Emerging Debt Still Looks Good to Some Big Investorsby
BlackRock, Amundi and Morgan Stanley are among bulls
About $10 billion has been wiped off EM bonds since election
A stronger dollar, rising interest rates and the prospect of a drop in global trade aren’t enough to deter some of the world’s biggest asset managers from buying emerging-market bonds.
BlackRock Inc., Amundi Asset Management and Morgan Stanley are among those predicting a rebound following the post-U.S. election pullback that roiled the market for debt sold from developing nations.
Reasons for their optimism range from the conventional -- such as improving fundamentals -- to the more unusual: with political risk on the rise in developed regions such as the U.S. and Europe, emerging markets may become the more dependable investments.
“EM isn’t dead, it’s just resting,” analysts at Morgan Stanley led by New York-based Gordian Kemen said in a year-ahead outlook note published on Nov. 27. Attractive valuations and a cushion against Federal Reserve tightening help create an opportunity to shift from developed-market debt, they said.
Here are a few other reasons to be optimistic:
Less Political Risk
With elections in France and Germany, the inauguration of Donald Trump and Britain potentially giving notice to exit the EU, 2017 has no shortage of global headwinds. Money fleeing heightened political risk in developed countries may find a home in developing nations as it did during the European debt crisis in 2010-2012, according to strategist Abbas Ameli-Renani at Amundi, Europe’s biggest asset manager.
Yields on emerging-market dollar bonds have climbed for four straight weeks since Donald Trump’s election victory increased bets that the Fed will raise interest rates.
Now that the market is close to pricing in a rate increase in December and two more next year, emerging-market bonds, yielding more than 5 percent on average, are starting to look attractive again, James Barrineau, a money manager at Schroders, said in an e-mailed research note on Nov. 28.
The default rate in emerging-market high-yield bonds will more than halve in 2017 to 2.1 percent after reaching a seven-year high this year, JPMorgan Chase & Co. said in a research note published Nov. 23.
Emerging-market fundamentals are in much better shape now than they were three years ago during the so-called taper tantrum.
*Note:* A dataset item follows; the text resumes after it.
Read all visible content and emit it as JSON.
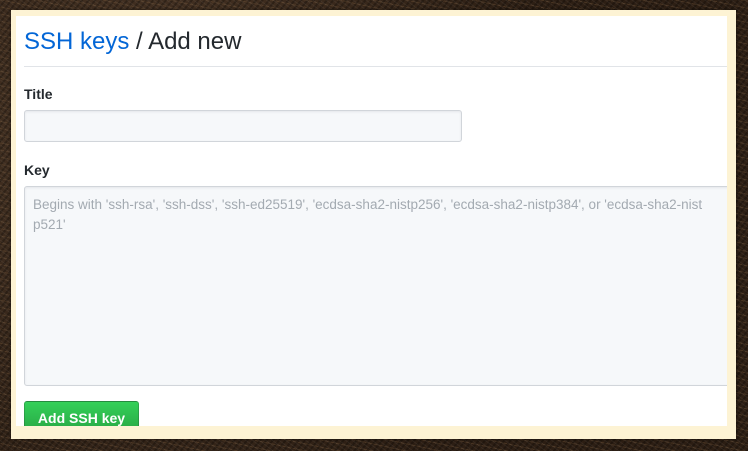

Economic growth is picking up this year for the first time since 2010, current-account shortfalls in countries like India and South Africa have receded and foreign reserves have increased.
“Over the past three years, EM assets have already weathered an economic downturn and dollar appreciation,” Richard Turnill, global chief investment strategist at BlackRock said in a research note on Dec. 5. “Currencies are weaker and current account balances are generally in better shape.”
Some of the world’s biggest money managers still have a lot of room to increase their exposure to emerging-market bonds. While global funds crept back this year, developing nations still make up less than 11 percent of their portfolios on average, three percentage points below the peak of the past eight years, according to Morgan Stanley.